Dos casas

Mateo 26:1-30

El Señor Jesús terminó sus discursos. Puso frente a sus discípulos el camino de sufrimiento del remanente, el servicio de los cristianos, la prueba de las naciones en los últimos días y el juicio que él ejecutará, con justicia, cuando venga en su gloria (Mateo 24 y 25).

Les anuncia ahora que la Pascua está cerca, y que él mismo va a ser entregado para ser crucificado. Tiene por delante, no ya el juicio que ejercerá (Mateo 25:31-46), sino el juicio terrible que llevará a causa del pecado. Pasa de la visión de su gloria a la de su camino de humillación y sufrimiento. La paz de su corazón manifiesta su grandeza y su perfección moral.

Pronto el hombre mostrará todo su odio contra el Señor. Hombres inicuos juzgarán, condenarán, crucificarán a Cristo, el Hijo de Dios. Luego, cuando el hombre entregado a Satanás haya llegado al límite de lo que es capaz de hacer, Dios mismo intervendrá, primero durante las horas de la expiación, las horas de tinieblas, de las cuales el hombre no puede ser testigo, y después en la resurrección de Jesús, la victoria sobre la muerte y sobre todo el poder del mundo.

Pero antes de estas horas, antes de la lucha de Getsemaní, cuando el Señor se hallaba solo con su Padre, en una comunión insondable, pudo gozar de algún refresco en dos casas, de algunos instantes de comunión, a pesar de todo lo que le rodeaba.

 

La casa de Betania

Una casa en Betania y un palacio en Jerusalén

En Jerusalén, los principales sacerdotes y los ancianos del pueblo se reunieron en el palacio del sumo sacerdote, y tuvieron consejo para prender a Jesús y matarle (Mateo 26:3-4, V.M.).

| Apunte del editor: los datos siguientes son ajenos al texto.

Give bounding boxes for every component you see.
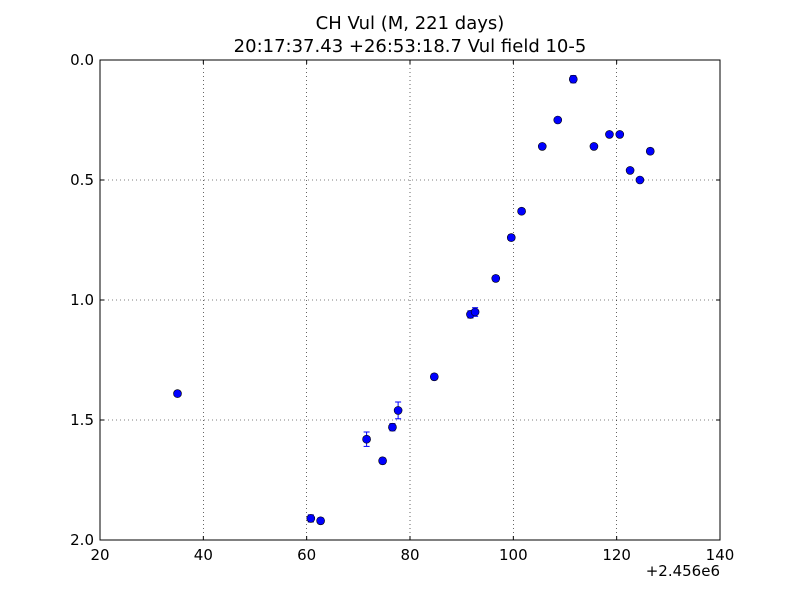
- grid-lines: [100, 60, 720, 540]
- data-point: [589, 142, 599, 151]
- x-tick-label: 140: [706, 546, 735, 564]
- data-point: [429, 372, 439, 382]
- chart-subtitle: 20:17:37.43 +26:53:18.7 Vul field 10-5: [234, 36, 587, 57]
- data-point: [378, 456, 387, 466]
- data-point: [362, 434, 371, 444]
- y-tick-label: 1.0: [70, 291, 94, 309]
- chart-title: CH Vul (M, 221 days): [316, 13, 505, 34]
- data-point: [568, 74, 578, 84]
- x-tick-label: 120: [602, 546, 631, 564]
- data-point: [173, 389, 182, 398]
- data-point: [635, 175, 645, 185]
- data-point: [393, 406, 403, 415]
- x-offset-label: +2.456e6: [646, 562, 720, 580]
- data-point: [625, 166, 635, 175]
- data-point: [615, 130, 625, 139]
- x-tick-label: 60: [297, 546, 316, 564]
- data-point: [491, 274, 501, 283]
- x-tick-label: 80: [400, 546, 419, 564]
- data-point: [605, 130, 614, 139]
- y-tick-label: 1.5: [70, 411, 94, 429]
- data-point: [470, 307, 480, 317]
- x-tick-label: 40: [194, 546, 213, 564]
- x-tick-label: 20: [90, 546, 109, 564]
- data-point: [537, 142, 547, 151]
- data-point: [517, 206, 526, 216]
- data-points: [173, 74, 655, 526]
- y-tick-label: 2.0: [70, 531, 94, 549]
- data-point: [306, 514, 316, 523]
- y-tick-label: 0.5: [70, 171, 94, 189]
- data-point: [388, 422, 397, 432]
- data-point: [316, 516, 325, 526]
- y-tick-label: 0.0: [70, 51, 94, 69]
- data-point: [553, 115, 563, 125]
- data-point: [506, 233, 516, 242]
- x-tick-label: 100: [499, 546, 528, 564]
- tick-labels: 20 40 60 80 100 120 140 0.0 0.5 1.0 1.5 2.0: [70, 51, 734, 564]
- data-point: [645, 146, 655, 156]
- plot-frame: [99, 59, 721, 541]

El palacio del sumo sacerdote era, a los ojos de los hombres, un lugar de riqueza y poder. Estas riquezas podían haber sido adquiridas por medios escandalosos, por tráfico en el templo (21:13); el poder podía estar asociado a la mentira y en connivencia con los romanos (véase Juan 11:48); sin embargo, el hombre seguía fascinado por estas riquezas y este poder. Sigue buscándolos, por mucho que pretenda odiar la deshonestidad y la mentira.

Pero el Rey no tenía ningún lugar en este palacio. Aquel que reunirá en su persona las glorias de rey y sacerdote, el que un día será “Sacerdote sobre su trono” (Zacarías 6:13, V.M.), es rechazado por los conductores de su pueblo.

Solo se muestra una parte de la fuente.